If seen otherwise, Tuesday is not the 25th anniversary of the internet or the world wide web. More so as the message card refers to the first time that Tim Berners Lee, a researcher at the European Organisation for Nuclear Research (CERN), had tested the first website via the world wide web paltform. But this was in 1990 which would mean that it is more than 25 years old.

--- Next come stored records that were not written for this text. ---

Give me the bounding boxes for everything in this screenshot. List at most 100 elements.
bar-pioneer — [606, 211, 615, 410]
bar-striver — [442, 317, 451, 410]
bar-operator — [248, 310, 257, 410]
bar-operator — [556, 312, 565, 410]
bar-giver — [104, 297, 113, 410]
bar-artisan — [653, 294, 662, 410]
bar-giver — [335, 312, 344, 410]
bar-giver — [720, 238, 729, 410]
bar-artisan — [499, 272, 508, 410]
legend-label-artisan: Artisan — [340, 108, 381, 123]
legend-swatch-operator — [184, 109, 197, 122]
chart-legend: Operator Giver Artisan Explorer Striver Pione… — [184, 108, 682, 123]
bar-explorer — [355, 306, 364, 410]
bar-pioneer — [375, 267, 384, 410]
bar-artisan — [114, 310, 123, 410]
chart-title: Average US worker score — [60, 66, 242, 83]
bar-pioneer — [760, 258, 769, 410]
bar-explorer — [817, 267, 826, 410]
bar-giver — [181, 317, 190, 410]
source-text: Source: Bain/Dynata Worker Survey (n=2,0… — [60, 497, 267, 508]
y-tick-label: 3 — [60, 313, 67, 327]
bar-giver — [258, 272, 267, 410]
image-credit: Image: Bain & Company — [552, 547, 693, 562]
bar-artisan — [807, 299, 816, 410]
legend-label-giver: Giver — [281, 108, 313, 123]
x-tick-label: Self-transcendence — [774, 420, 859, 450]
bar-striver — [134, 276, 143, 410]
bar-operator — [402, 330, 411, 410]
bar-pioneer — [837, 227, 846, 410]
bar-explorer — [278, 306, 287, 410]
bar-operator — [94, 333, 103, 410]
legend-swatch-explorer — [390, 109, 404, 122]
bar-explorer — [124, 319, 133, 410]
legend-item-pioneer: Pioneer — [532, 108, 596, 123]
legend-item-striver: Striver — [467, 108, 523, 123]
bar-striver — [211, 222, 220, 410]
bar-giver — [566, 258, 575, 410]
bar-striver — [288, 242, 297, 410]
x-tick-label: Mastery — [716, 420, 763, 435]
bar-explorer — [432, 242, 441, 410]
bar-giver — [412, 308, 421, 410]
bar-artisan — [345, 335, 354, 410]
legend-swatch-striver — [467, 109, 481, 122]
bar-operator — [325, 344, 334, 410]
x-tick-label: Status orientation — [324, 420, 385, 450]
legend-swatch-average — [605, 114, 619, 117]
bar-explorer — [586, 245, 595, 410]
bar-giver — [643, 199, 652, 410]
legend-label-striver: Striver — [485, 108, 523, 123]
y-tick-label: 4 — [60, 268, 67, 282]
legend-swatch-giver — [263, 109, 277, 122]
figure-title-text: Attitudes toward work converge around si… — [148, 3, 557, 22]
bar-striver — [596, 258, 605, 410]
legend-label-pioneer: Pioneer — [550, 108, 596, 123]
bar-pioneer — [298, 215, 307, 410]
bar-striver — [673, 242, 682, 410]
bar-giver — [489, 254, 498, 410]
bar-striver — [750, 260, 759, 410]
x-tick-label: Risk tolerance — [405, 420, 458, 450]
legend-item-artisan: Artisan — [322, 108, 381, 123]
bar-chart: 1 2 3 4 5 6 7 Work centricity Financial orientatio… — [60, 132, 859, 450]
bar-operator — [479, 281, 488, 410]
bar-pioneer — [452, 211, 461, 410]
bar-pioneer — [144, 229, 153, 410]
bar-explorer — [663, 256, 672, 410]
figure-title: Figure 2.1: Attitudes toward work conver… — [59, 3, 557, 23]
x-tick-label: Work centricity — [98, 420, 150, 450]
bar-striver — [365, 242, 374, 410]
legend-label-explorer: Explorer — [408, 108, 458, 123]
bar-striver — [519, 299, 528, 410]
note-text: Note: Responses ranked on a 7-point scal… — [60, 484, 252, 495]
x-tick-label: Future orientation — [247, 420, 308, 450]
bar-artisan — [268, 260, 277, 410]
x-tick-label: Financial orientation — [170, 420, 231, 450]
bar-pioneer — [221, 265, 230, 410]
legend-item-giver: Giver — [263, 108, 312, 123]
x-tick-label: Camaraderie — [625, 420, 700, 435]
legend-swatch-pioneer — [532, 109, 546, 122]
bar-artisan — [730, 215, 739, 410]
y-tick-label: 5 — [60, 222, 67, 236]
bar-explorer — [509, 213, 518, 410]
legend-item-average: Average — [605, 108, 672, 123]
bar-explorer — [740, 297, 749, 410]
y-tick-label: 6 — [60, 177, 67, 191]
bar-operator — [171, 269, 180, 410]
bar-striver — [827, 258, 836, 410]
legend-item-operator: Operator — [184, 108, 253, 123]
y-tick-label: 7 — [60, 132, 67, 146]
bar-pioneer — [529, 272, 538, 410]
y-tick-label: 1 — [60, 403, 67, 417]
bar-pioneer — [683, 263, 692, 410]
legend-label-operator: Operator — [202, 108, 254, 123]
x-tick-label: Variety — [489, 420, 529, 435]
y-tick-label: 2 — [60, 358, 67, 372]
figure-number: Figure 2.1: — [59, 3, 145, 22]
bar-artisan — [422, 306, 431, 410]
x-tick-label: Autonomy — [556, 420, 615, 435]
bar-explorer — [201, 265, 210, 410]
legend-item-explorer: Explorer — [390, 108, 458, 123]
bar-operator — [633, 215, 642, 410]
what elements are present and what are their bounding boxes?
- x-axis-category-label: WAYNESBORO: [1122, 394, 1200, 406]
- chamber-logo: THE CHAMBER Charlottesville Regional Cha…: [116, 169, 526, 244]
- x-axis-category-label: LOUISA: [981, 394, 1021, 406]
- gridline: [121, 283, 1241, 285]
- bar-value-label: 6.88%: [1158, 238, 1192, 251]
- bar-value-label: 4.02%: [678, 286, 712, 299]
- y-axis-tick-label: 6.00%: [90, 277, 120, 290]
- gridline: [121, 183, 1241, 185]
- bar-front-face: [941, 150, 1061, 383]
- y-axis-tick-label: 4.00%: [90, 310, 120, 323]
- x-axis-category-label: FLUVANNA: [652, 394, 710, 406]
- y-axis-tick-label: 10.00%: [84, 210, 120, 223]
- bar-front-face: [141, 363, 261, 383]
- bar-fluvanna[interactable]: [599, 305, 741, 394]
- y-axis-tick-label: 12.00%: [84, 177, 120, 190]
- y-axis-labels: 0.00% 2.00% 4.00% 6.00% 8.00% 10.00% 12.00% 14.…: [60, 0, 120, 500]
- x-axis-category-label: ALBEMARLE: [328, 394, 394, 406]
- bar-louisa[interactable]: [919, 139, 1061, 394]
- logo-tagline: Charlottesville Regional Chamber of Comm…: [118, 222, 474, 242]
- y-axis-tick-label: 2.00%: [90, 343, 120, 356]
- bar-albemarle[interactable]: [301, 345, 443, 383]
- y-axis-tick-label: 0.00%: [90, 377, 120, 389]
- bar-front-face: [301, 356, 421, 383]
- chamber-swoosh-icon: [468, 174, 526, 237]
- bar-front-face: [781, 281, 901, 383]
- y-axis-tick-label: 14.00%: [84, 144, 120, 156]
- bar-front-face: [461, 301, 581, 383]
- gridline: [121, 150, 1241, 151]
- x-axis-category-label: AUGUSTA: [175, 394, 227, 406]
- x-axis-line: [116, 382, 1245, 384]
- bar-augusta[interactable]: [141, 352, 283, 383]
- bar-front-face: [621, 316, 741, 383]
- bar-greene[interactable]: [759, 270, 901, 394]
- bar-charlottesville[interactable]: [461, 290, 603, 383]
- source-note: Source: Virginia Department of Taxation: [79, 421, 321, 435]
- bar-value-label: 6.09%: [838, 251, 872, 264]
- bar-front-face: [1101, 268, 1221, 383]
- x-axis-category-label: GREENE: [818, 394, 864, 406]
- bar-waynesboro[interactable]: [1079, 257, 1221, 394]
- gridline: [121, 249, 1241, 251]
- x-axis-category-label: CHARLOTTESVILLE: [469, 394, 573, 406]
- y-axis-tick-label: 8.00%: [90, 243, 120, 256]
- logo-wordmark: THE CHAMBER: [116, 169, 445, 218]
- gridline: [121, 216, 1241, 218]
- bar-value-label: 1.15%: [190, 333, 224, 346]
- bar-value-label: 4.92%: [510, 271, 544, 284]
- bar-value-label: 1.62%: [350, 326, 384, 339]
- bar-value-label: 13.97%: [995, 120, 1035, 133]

Also, the date is in question. The most closest date for the anniversary could be March 21 because it was on this day the first high-speed T1 (1.5 Mbit/s) link between the NSFNET and Europe was installed between Cornell University and CERN, allowing much more robust communications than were capable with satellites. Six months later Tim Berners-Lee would begin writing WorldWideWeb, the first web browser after two years of lobbying CERN management.

By Christmas 1990, Berners-Lee had built all the tools necessary for a working Web: the HyperText Transfer Protocol (HTTP) 0.9, the HyperText Markup Language (HTML), the first Web browser (which was also a HTML editor and could access Usenet newsgroups and FTP files), the first HTTP server software (later known as CERN httpd), the first web server (http://info.cern.ch), and the first Web pages that described the project itself. Public commercial use of the Internet began in mid-1989 with the connection of MCI Mail and Compuserve's email capabilities to the 500,000 users of the Internet.

Also even if the main commercial use began from 1993, then also 2016 would mean 23 years and not 25. Responses as to why Facebook considered today as the 25th anniversary is still awaited.

The origins of the Internet date back to research commissioned by the United States federal government in the 1960s to build robust, fault-tolerant communication via computer networks. The primary precursor network, the ARPANET, initially served as a backbone for interconnection of regional academic and military networks in the 1980s.

The funding of the National Science Foundation Network as a new backbone in the 1980s, as well as private funding for other commercial extensions, led to worldwide participation in the development of new networking technologies, and the merger of many networks.

The linking of commercial networks and enterprises by the early 1990s marks the beginning of the transition to the modern Internet, and generated a sustained exponential growth as generations of institutional, personal, and mobile computers were connected to the network.